Ethics budget takes 30% hit for 2009-10

   April 3, 2009 (update) -- The State Ethics Commission will lose about 30 percent of its current funding in the 2010 state budget passed Friday.

   The Georgia House and Senate compromised on a $1.2 million budget for the agency in negotiations on the last day of the 2009 legislative session. The House last week slashed spending on ethics enforcement to $672,000 next year. The Senate countered with $1.5 million, the amount that Gov. Sonny Perdue had recommended.

   Perdue had already proposed trimming the commission's budget -- currently $1.7 million -- by about $200,000 by eliminating positions, deferring pay raises and reducing personnel benefits.

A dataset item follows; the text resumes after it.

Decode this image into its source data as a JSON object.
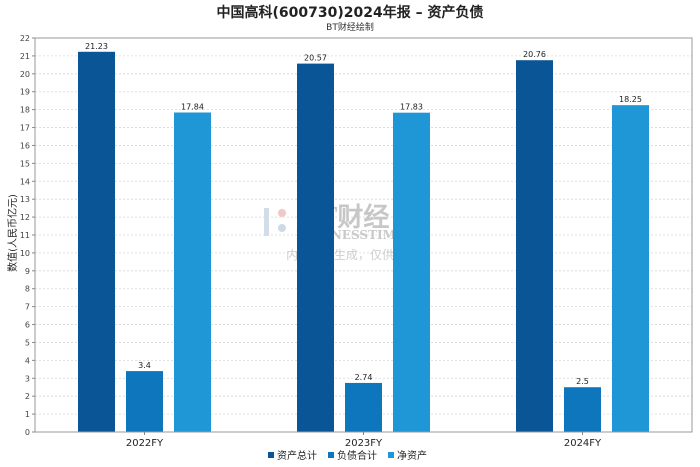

   No word yet on what this might mean for staffing for the commission, which enforces campaign finance laws for elected officials in Georgia, including state legislators, The new budget year begins July 1.

   Update: The Senate Appropriations Committee restored the 2009-10 budget for the State Ethics Commission to $1.5 million, the level recommended by Gov. Sonny Perdue.

   The restored funding goes to the full Senate for a vote Wednesday, then to a conference committee with the House.

   March 27, 2009 -- A Georgia Senate committee is expected to vote Monday on a 2010 budget that could slash funding for enforcement of ethics laws by 60 percent.

   The Georgia House has recommended a $672,000 operating budget for the State Ethics Commission – 60 percent less than its $1.7 million budget this year.

   The reduced funding, if not restored, could force layoffs of half or more of the staff of the commission, which enforces laws regulating campaign finance and public disclosure of elected officials’ personal finances.

   The cuts that would turn back the clock on funding for ethics enforcement below the $759,000 it spent in 2003-04. At that time, the commission focused its resources on monitoring filings of campaign paperwork and gave little attention to investigations.

   A budget tracking sheet shows Gov. Sonny Perdue’s recommendation for FY 2010 – a smidgen under $1.5 million – was reduced to just $750,000 when the House sent its version of the budget to the Senate last week.

   Of that, the House directed $77,000 toward office rent due another state agency, leaving $672,000 to operate the commssion next year.

   Perdue had already trimmed the commission’s 2009-10 budget by 16 percent by deferring pay raises, reducing personnel benefits and eliminating positions.

   The Senate Appropriations Committee is expected to meet at 11 a.m. Monday to vote on its version of the budget. The meeting in Room 341 at the Capitol is open to the public.